No Mauá, no começo de cada semestre, o professor aplicava um teste para indagar, entre outros itens, quais livros os alunos estavam lendo a fim de tirar a febre a respeito do grau de conhecimento da turma.
— Eram trabalhadores humildes, de pouca leitura, alguns se limitavam a ler a Bíblia, mas Dinarte surpreendeu ao citar a trilogia Sexus, Plexus e Nexus, de Henri Miller. A partir daí, ficamos amigos, conta Marcello.
Em De Bandeja – A História de Dinarte Valentini, a narrativa inicia em 1989, quando Dinarte aos 17 anos de idade deixa a casa dos pais, pequenos agricultores de Doutor Ricardo, para viver uma montanha-russa de emoções em seu primeiro dia na capital do RS. Antes disso, jamais havia ultrapassado os limites da cidade natal. Pior: ao anunciar a intenção de se mudar para Porto Alegre, tinha escutado do pai – seu Paulino – a sentença:
— Já que quer tanto ir, então, vai. Mas não me volta mais para casa, mesmo se der errado.
Havia uma promessa de emprego na Churrascaria São Rafael, na Avenida Protásio Alves, mas ao bater à porta do restaurante soube que a vaga já estava preenchida. Ainda bem que conseguiu pouso no alojamento de funcionários da São Rafael e, alguns dias depois, ganhou a vaga herdada de um garçom que acabara de ser demitido.
Como não poderia deixar de ser, o livro tem passagens divertidas como o dia em que Dinarte quase apanhou de um anão em frente ao Bar do Beto.
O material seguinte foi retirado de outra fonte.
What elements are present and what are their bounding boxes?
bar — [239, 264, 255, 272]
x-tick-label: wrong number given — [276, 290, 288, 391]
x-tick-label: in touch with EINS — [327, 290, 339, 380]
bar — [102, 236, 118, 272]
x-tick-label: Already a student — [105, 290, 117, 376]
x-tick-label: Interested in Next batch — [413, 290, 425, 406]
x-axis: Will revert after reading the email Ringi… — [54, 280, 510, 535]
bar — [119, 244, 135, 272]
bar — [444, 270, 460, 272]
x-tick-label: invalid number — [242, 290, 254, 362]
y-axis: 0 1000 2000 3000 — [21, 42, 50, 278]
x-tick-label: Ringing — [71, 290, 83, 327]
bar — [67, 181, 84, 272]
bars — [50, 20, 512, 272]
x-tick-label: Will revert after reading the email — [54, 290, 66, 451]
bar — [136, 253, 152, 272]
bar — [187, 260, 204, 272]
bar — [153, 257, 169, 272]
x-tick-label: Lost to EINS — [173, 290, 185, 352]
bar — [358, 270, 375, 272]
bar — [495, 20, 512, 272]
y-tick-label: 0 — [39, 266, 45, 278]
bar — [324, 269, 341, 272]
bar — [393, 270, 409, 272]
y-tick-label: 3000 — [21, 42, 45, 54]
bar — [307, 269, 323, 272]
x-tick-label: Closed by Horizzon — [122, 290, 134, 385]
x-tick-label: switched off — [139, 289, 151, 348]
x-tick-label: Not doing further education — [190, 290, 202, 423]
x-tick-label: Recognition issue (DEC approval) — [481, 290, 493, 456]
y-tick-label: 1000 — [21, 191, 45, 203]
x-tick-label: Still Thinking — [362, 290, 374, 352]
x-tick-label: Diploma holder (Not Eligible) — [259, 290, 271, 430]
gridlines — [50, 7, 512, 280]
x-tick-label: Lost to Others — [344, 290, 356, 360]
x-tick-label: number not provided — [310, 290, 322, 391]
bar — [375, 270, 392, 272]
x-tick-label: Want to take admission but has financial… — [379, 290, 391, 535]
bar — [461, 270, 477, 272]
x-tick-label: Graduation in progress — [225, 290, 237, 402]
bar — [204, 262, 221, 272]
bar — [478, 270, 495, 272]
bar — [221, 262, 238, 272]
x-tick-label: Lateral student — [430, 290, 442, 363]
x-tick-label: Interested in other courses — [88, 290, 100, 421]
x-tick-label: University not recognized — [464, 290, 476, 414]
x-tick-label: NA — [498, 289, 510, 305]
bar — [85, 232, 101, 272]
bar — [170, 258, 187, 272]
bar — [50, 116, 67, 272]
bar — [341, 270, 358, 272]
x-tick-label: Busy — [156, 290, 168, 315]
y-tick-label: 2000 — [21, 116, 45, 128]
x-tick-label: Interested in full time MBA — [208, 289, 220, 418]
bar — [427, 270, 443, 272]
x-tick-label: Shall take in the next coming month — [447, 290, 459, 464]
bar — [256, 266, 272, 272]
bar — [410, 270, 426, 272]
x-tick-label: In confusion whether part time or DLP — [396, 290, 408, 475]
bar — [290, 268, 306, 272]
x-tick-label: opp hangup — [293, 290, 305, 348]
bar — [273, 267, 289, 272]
Relembra também episódios em outros locais de trabalho como o Tia Dulce, onde um bêbado desamarrou os sapatos e tirou os carpins dos pés para apimentar a sopa. Há ainda relatos emocionados de clientes que Dinarte aconselhou em situações de embaraço emocional.
– O garçom é um psicólogo da noite, costuma dizer Dinarte.
Conforme Marcello Campos, Dinarte é um exemplo típico e bem acabado de networking, termo em inglês que indica a facilidade de estabelecer redes de contatos e conexões. Só que, no caso de Dinarte, nada é premeditado, e sim consequência da própria maneira de ser dele, como destaca o pesquisador:
— Por onde passa, Dinarte mantém vínculos e deixa rastros de amizades. A personalidade pública não está desvinculada do ser humano. Não tem como separar, diz Marcello.
Como sobremesa, a biografia traz em suas últimas páginas um mural (imitando o mural de recados pendurado na parede do Bar do Beto) com 130 depoimentos de patrões e ex-patrões, colegas, clientes, amigos e familiares – a lista inclui desde políticos como o ex-governador Olívio Dutra até ex-jogadores de futebol a exemplo de Baidek, ex-zagueiro do Grêmio, passando por músicos nativistas como Daniel Torres. Aliás, o prefácio é assinado pelo cantor e compositor João de Almeida Neto.
Convidado a resumir a personalidade de Dinarte, Marcello não economiza elogios:
— É um sujeito que sabe construir pontes entre as pessoas. Um homem de sorriso largo, mente aberta e coração sempre pronto para o abraço.